It is becoming increasingly difficult to keep pace with the rapid changes AI is bringing to the tax world. Just this week, KPMG announced a partnership with Anthropic to embed Claude into its tax and advisory platforms, the first time one of the Big Four firms will integrate a generative AI tool so deeply into its core systems. Only a week earlier, HMRC announced a deal with Quantexa to deploy AI technology to improve customer service while also enhancing its ability to detect errors and fraud more efficiently. In fact, tax authorities are rapidly becoming some of the largest users of AI globally. So what does this mean for taxpayers? One thing is clear: both individuals and businesses will need to consider the significantly enhanced access to, and analysis of, data that tax authorities will now have at their disposal. Tasks that previously required teams of people manually reviewing tax returns to identify anomalies can now be performed in a fraction of the time across vastly larger populations of taxpayers. Inevitably, this is likely to increase the number and sophistication of tax audits. Greater transparency and data analysis capabilities will also help tax authorities tackle the “tax gap”, the difference between expected tax revenue and actual receipts.
AI will allow tax authorities to cross-reference information from multiple sources in ways that were previously impractical. For example, authorities can analyse publicly available social media data to identify inconsistencies between an individual’s reported income and the lifestyle they portray online. The Swedish Tax Agency has already demonstrated the effectiveness of this approach by using already available data to notice patterns and make predictions to target potentially incorrect or fraudulent commuting deduction claims. In its first year alone, the initiative reportedly generated over $4 million in additional tax revenue. To respond to this changing environment, taxpayers themselves can use AI tools to perform “mock audits” on their own data, helping them identify potential risk areas before tax authorities do.
Like many other business functions, tax departments are increasingly embedding AI into their compliance and reporting processes to eliminate repetitive manual work and allow teams to focus on higher-value judgement-based activities. AI solutions can already:
- review and code purchase invoices for indirect tax compliance,
- categorise expense data for tax computations,
- analyse and translate foreign-language tax returns,
- draft technical memoranda,
- support transfer pricing analyses by reviewing intercompany transaction data and benchmarking pricing across jurisdictions, and
- model and manage the significant data requirements arising from OECD Pillar Two global minimum tax rules.
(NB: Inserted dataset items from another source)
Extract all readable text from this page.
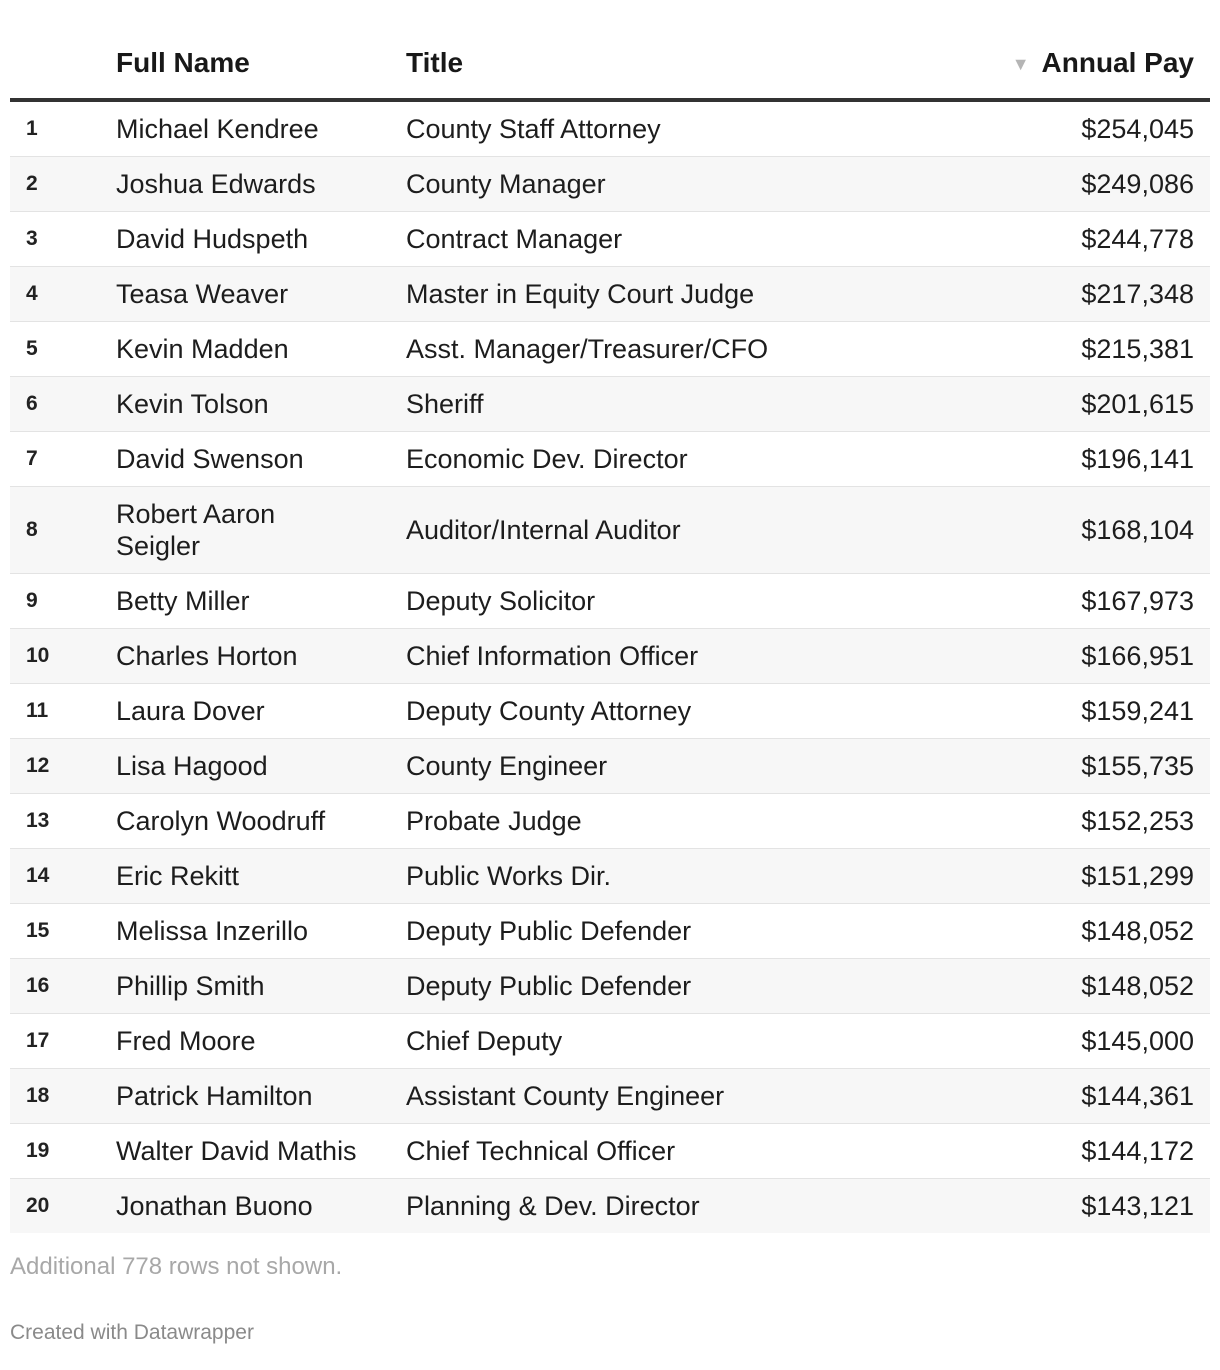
	Full Name	Title	▼ Annual Pay
1	Michael Kendree	County Staff Attorney	$254,045
2	Joshua Edwards	County Manager	$249,086
3	David Hudspeth	Contract Manager	$244,778
4	Teasa Weaver	Master in Equity Court Judge	$217,348
5	Kevin Madden	Asst. Manager/Treasurer/CFO	$215,381
6	Kevin Tolson	Sheriff	$201,615
7	David Swenson	Economic Dev. Director	$196,141
8	Robert Aaron Seigler	Auditor/Internal Auditor	$168,104
9	Betty Miller	Deputy Solicitor	$167,973
10	Charles Horton	Chief Information Officer	$166,951
11	Laura Dover	Deputy County Attorney	$159,241
12	Lisa Hagood	County Engineer	$155,735
13	Carolyn Woodruff	Probate Judge	$152,253
14	Eric Rekitt	Public Works Dir.	$151,299
15	Melissa Inzerillo	Deputy Public Defender	$148,052
16	Phillip Smith	Deputy Public Defender	$148,052
17	Fred Moore	Chief Deputy	$145,000
18	Patrick Hamilton	Assistant County Engineer	$144,361
19	Walter David Mathis	Chief Technical Officer	$144,172
20	Jonathan Buono	Planning & Dev. Director	$143,121
Additional 778 rows not shown.
Created with Datawrapper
Whilst the uses are numerous, as with any automation initiative, the quality and structure of the underlying data is critical. Businesses investing early in modernising, organising, and standardising their data environments will be best positioned to benefit from AI within the tax function.
AI tools are also increasingly capable of providing instant tax advice. While this may be suitable for lower-risk scenarios, it raises an important question: since an AI tool cannot hold legal liability, who bears the burden when advice is incorrect? The protection and accountability that professional advisory firms provide will continue to carry significant value, perhaps making it even more important for businesses to scrutinise liability caps and engagement terms carefully. There is also the danger of overreliance on AI-generated output without properly verifying the underlying sources or technical accuracy. The consequences of mistakes may not become apparent until years later during a tax audit or dispute. Tax legislation also evolves constantly, and AI tools may not always reflect the latest law, case precedent, or regulatory guidance.
Where I personally struggle to see AI having a transformative impact is in the delivery of high-value strategic tax advice itself. For smaller or lower-risk matters, I would feel comfortable relying on an AI-generated response. But where millions of dollars are at stake, experience, judgement, and commercial awareness remain irreplaceable.
This reflects a broader trend emerging across many industries: AI is likely to replace much of the repetitive junior-level work, while experienced professionals remain essential. However, this raises a longer-term challenge for the profession. If junior professionals no longer gain experience through the traditional repetitive processes that historically formed the foundation of their training, how do we develop the next generation of senior tax advisors in 10, 20, or 30 years’ time? The answer may be that junior professionals need exposure to higher-level strategic discussions much earlier in their careers. Developing judgement, critical thinking, and commercial awareness may become far more important than mastering purely mechanical processes.
There are also important cybersecurity and confidentiality concerns. Tax data is among the most commercially sensitive information a business holds, and organisations will need to carefully consider what information is being input into AI systems, where that data is stored, and how it is protected. Businesses will also need robust governance frameworks around the use of AI in the tax function, particularly where AI-generated outputs are used to support tax filings or technical positions. Being able to explain how an AI tool arrived at a conclusion, and demonstrating appropriate human oversight and review, may become increasingly important during audits or disputes with tax authorities. For that reason, human review by appropriately experienced professionals will remain essential.
AI is set to fundamentally reshape the tax profession, particularly in compliance, data analysis, and process efficiency. While it has the potential to reduce administrative burden and improve the quality of insights available to both taxpayers and tax authorities, it is unlikely to eliminate the need for experienced human judgement. The firms and tax functions that succeed will be those that combine strong technical expertise with high-quality data, effective governance, and a thoughtful approach to integrating AI into existing processes.